It’s the time of year when people start making plans for the time to come. At Minkowski we see this first hand as the questions for help in developing strategic plans increases at the end of each year leading into the next year (maybe it’s just a coincidence that this coincides with making New Year’s resolutions). However, a strategy is never set in stone. You never make a strategic plan to lock it up in a drawer never to look at again (although I expect this happens a lot). For us strategy is dialogue: a multi-dimensional, dynamic and context-dependent process of creating meaning for an organization. It is something that should be ongoing as the context of any business is always changing.
Culture eats strategy for breakfast
It’s an often quoted phrase of Peter Drucker, illustrating that even though your plans can be great, if you don’t pay attention to the company culture, any plan will fail. It always reminds me of another great quote (from Mark Twain among many people that this is attributed to): “in theory there is no difference between theory and practice.
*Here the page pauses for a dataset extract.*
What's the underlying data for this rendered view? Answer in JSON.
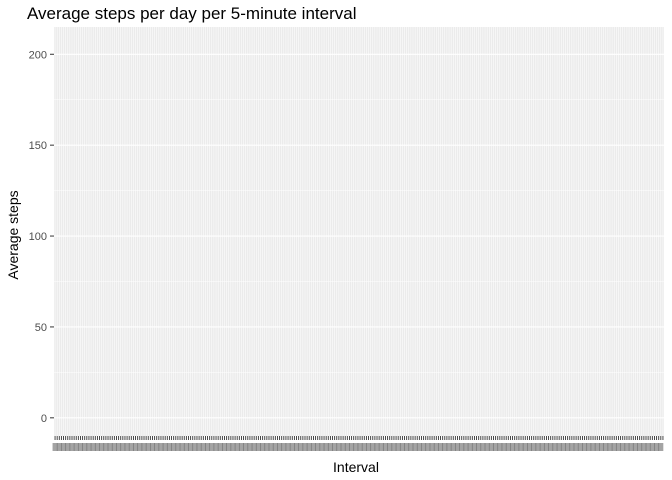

But, in practice, there is.” Why do I mention these two quotes: because it illustrates that ‘a plan’ should be something fluid. Your strategy never sits in a vacuum (unless it really disappeared in that drawer) and it should always be adapted to the culture of the company on an ongoing basis. It should always be adapted to the practice it runs into. That’s why we see strategic planning more as a process of creating meaning: it tells everyone in the organization what it is that they’re working towards. A good strategy is rather a conversation starter than it is the conclusion of a long planning process. If it is the latter, then by the time everyone is in the know, it is already old again (and it should be adapted again).
Facilitating an ongoing process: turning ‘strategy’ into a verb
So, ‘strategy’ is an ongoing process. We should begin to see the word ‘strategy’ as a verb as you should always be working it. The strategic consultant is then someone who facilitates the dialogue about the direction the company is taking. We believe that this is something that anyone can do or can learn to do (and preferably someone inside your company). We apply principles of design thinking to strategy, so that you are able to use your strategy as a framework for making decisions, having conversations, continuously adapting and iterating it. If you approach strategy like this, it becomes an effective tool for change and transformation from within and not a nice document that is lying around somewhere.
Perhaps you might even succeed in rephrasing Drucker’s quote to “strategy = culture (and vice versa)”.